Glucose-dependent insulinotropic polypeptide reduces postprandial glucose excursions but does not protect from hypoglycaemia in persons with type 1 diabetes-A randomised placebo-controlled study

Aims: In type 1 diabetes, glucose-dependent insulinotropic polypeptide (GIP) increases glucagon secretion during low plasma glucose and improves time in the glycaemic range during daytime. To explore the glucose-stabilising potential of GIP in type 1 diabetes, we evaluated the effects of exogenous and endogenous GIP on plasma glucose excursions in a setting of excess prandial insulin and physical activity after meal ingestion. Materials and Methods: In a randomised, placebo-controlled, double-blind crossover design, 12 men with type 1 diabetes underwent three separate study days involving a 4.5-h continuous intravenous infusion of GIP, the GIP receptor antagonist GIP(3-30)NH ₂, and placebo, respectively, during which ingestion of a standardised mixed meal with subcutaneous injection of excess prandial insulin (125% of normal dose) was followed by 30 min of intermediate resistance bicycling (to increase the risk of postprandial hypoglycaemia).

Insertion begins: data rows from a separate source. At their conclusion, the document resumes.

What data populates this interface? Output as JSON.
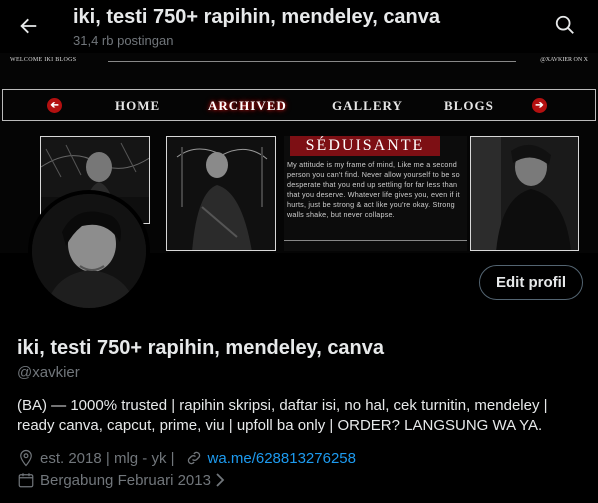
{
  "header": {
    "title": "iki, testi 750+ rapihin, mendeley, canva",
    "subtitle": "31,4 rb postingan"
  },
  "banner": {
    "welcome_left": "WELCOME IKI BLOGS",
    "welcome_right": "@XAVKIER ON X",
    "nav_items": [
      "HOME",
      "ARCHIVED",
      "GALLERY",
      "BLOGS"
    ],
    "active_nav": "ARCHIVED",
    "quote_title": "SÉDUISANTE",
    "quote_text": "My attitude is my frame of mind, Like me a second person you can't find. Never allow yourself to be so desperate that you end up settling for far less than that you deserve. Whatever life gives you, even if it hurts, just be strong & act like you're okay. Strong walls shake, but never collapse.",
    "pin_label": "0",
    "accent": "#b31010"
  },
  "profile": {
    "edit_label": "Edit profil",
    "name": "iki, testi 750+ rapihin, mendeley, canva",
    "handle": "@xavkier",
    "bio": "(BA) — 1000% trusted | rapihin skripsi, daftar isi, no hal, cek turnitin, mendeley | ready canva, capcut, prime, viu | upfoll ba only | ORDER? LANGSUNG WA YA.",
    "location": "est. 2018 | mlg - yk |",
    "website": "wa.me/628813276258",
    "joined": "Bergabung Februari 2013",
    "link_color": "#1d9bf0"
  }
}
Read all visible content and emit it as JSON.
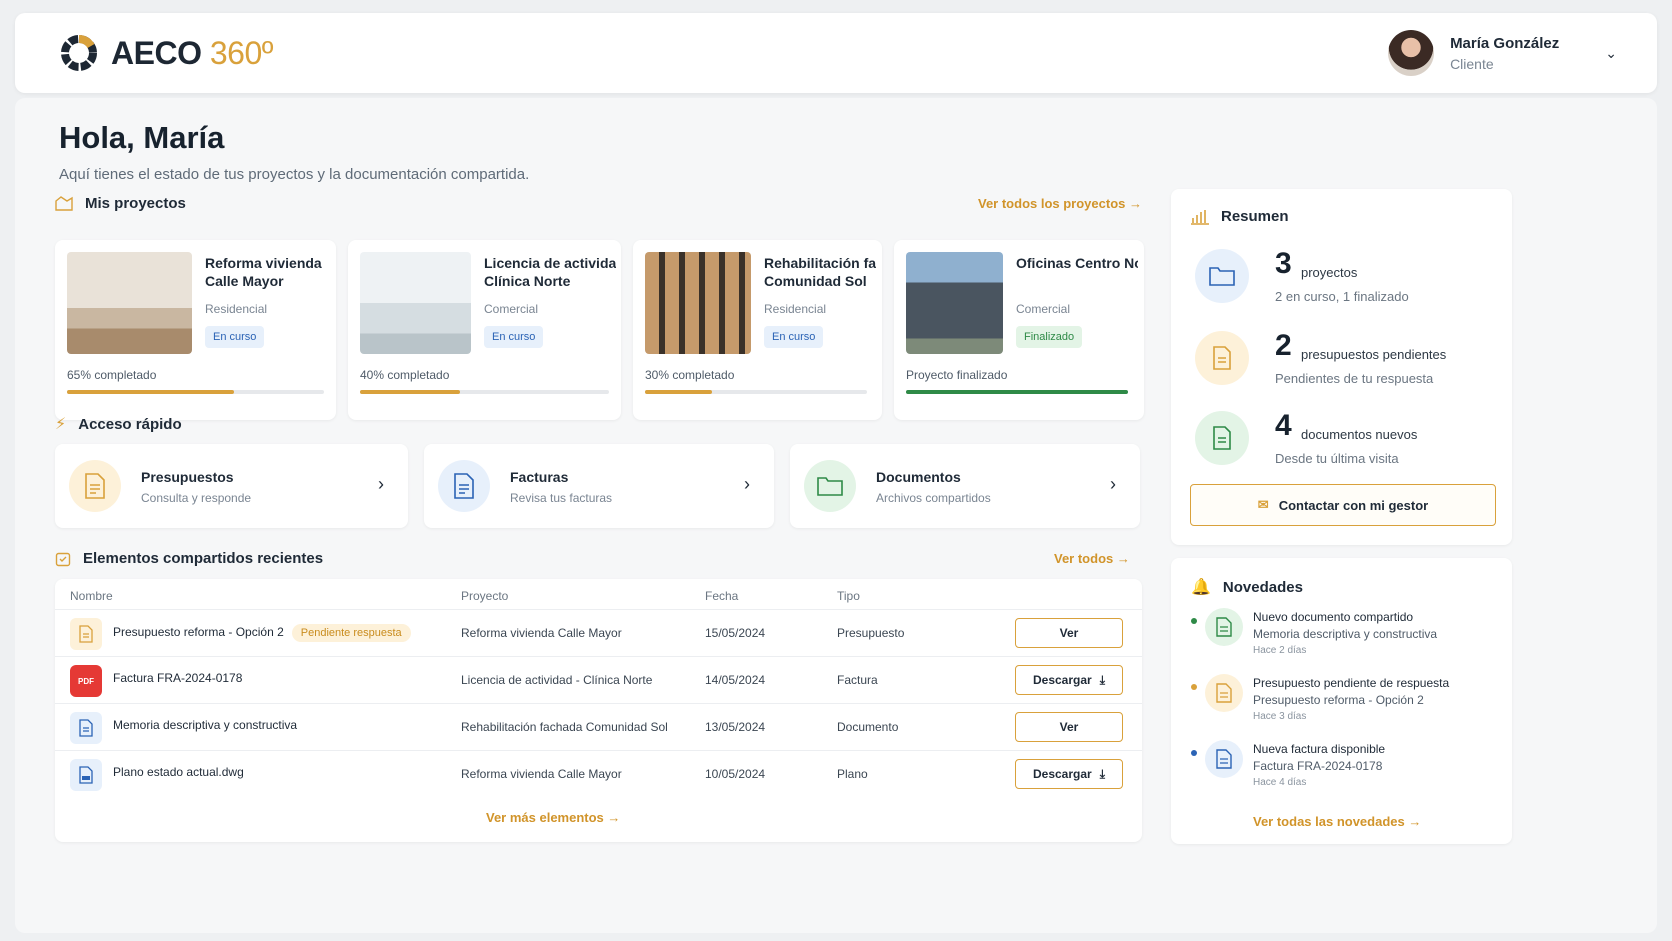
{
  "brand": {
    "name": "AECO",
    "suffix": "360º"
  },
  "user": {
    "name": "María González",
    "role": "Cliente"
  },
  "greeting": {
    "title": "Hola, María",
    "subtitle": "Aquí tienes el estado de tus proyectos y la documentación compartida."
  },
  "projects_section": {
    "title": "Mis proyectos",
    "link": "Ver todos los proyectos →"
  },
  "projects": [
    {
      "title1": "Reforma vivienda",
      "title2": "Calle Mayor",
      "type": "Residencial",
      "status": "En curso",
      "progress_label": "65% completado",
      "progress": 0.65
    },
    {
      "title1": "Licencia de actividad -",
      "title2": "Clínica Norte",
      "type": "Comercial",
      "status": "En curso",
      "progress_label": "40% completado",
      "progress": 0.4
    },
    {
      "title1": "Rehabilitación fachada",
      "title2": "Comunidad Sol",
      "type": "Residencial",
      "status": "En curso",
      "progress_label": "30% completado",
      "progress": 0.3
    },
    {
      "title1": "Oficinas Centro Norte",
      "title2": "",
      "type": "Comercial",
      "status": "Finalizado",
      "progress_label": "Proyecto finalizado",
      "progress": 1.0
    }
  ],
  "quick_access": {
    "title": "Acceso rápido",
    "items": [
      {
        "title": "Presupuestos",
        "subtitle": "Consulta y responde"
      },
      {
        "title": "Facturas",
        "subtitle": "Revisa tus facturas"
      },
      {
        "title": "Documentos",
        "subtitle": "Archivos compartidos"
      }
    ]
  },
  "shared": {
    "title": "Elementos compartidos recientes",
    "link": "Ver todos →",
    "columns": [
      "Nombre",
      "Proyecto",
      "Fecha",
      "Tipo"
    ],
    "rows": [
      {
        "name": "Presupuesto reforma - Opción 2",
        "badge": "Pendiente respuesta",
        "project": "Reforma vivienda Calle Mayor",
        "date": "15/05/2024",
        "type": "Presupuesto",
        "action": "Ver"
      },
      {
        "name": "Factura FRA-2024-0178",
        "badge": "",
        "project": "Licencia de actividad - Clínica Norte",
        "date": "14/05/2024",
        "type": "Factura",
        "action": "Descargar"
      },
      {
        "name": "Memoria descriptiva y constructiva",
        "badge": "",
        "project": "Rehabilitación fachada Comunidad Sol",
        "date": "13/05/2024",
        "type": "Documento",
        "action": "Ver"
      },
      {
        "name": "Plano estado actual.dwg",
        "badge": "",
        "project": "Reforma vivienda Calle Mayor",
        "date": "10/05/2024",
        "type": "Plano",
        "action": "Descargar"
      }
    ],
    "more": "Ver más elementos →"
  },
  "summary": {
    "title": "Resumen",
    "items": [
      {
        "num": "3",
        "label": "proyectos",
        "sub": "2 en curso, 1 finalizado"
      },
      {
        "num": "2",
        "label": "presupuestos pendientes",
        "sub": "Pendientes de tu respuesta"
      },
      {
        "num": "4",
        "label": "documentos nuevos",
        "sub": "Desde tu última visita"
      }
    ],
    "contact": "Contactar con mi gestor"
  },
  "news": {
    "title": "Novedades",
    "items": [
      {
        "title": "Nuevo documento compartido",
        "subtitle": "Memoria descriptiva y constructiva",
        "when": "Hace 2 días"
      },
      {
        "title": "Presupuesto pendiente de respuesta",
        "subtitle": "Presupuesto reforma - Opción 2",
        "when": "Hace 3 días"
      },
      {
        "title": "Nueva factura disponible",
        "subtitle": "Factura FRA-2024-0178",
        "when": "Hace 4 días"
      }
    ],
    "link": "Ver todas las novedades →"
  },
  "colors": {
    "accent": "#d9a13b",
    "blue": "#2b63b5",
    "green": "#2e8a47"
  }
}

Results: The GIP infusion did not protect against hypoglycaemia, but compared to GIP(3-30)NH ₂ infusion, it attenuated postprandial maximum plasma glucose by 1.5 ± 0.5 mmol/L (mean ± standard error of the mean) (p = 0.048). GIP(3-30)NH ₂ did not exacerbate glucose excursions or risk of hypoglycaemia compared with placebo. The amount of glucose infused to avoid plasma glucose <2.5 mmol/L was similar on all three study days. No differences were found in C-peptide, insulin or glucagon levels. Conclusion: GIP did not prevent hypoglycaemia following excess prandial insulin and physical activity after meal ingestion in males with type 1 diabetes, but it reduced peak postprandial plasma glucose compared to GIP(3-30)NH ₂.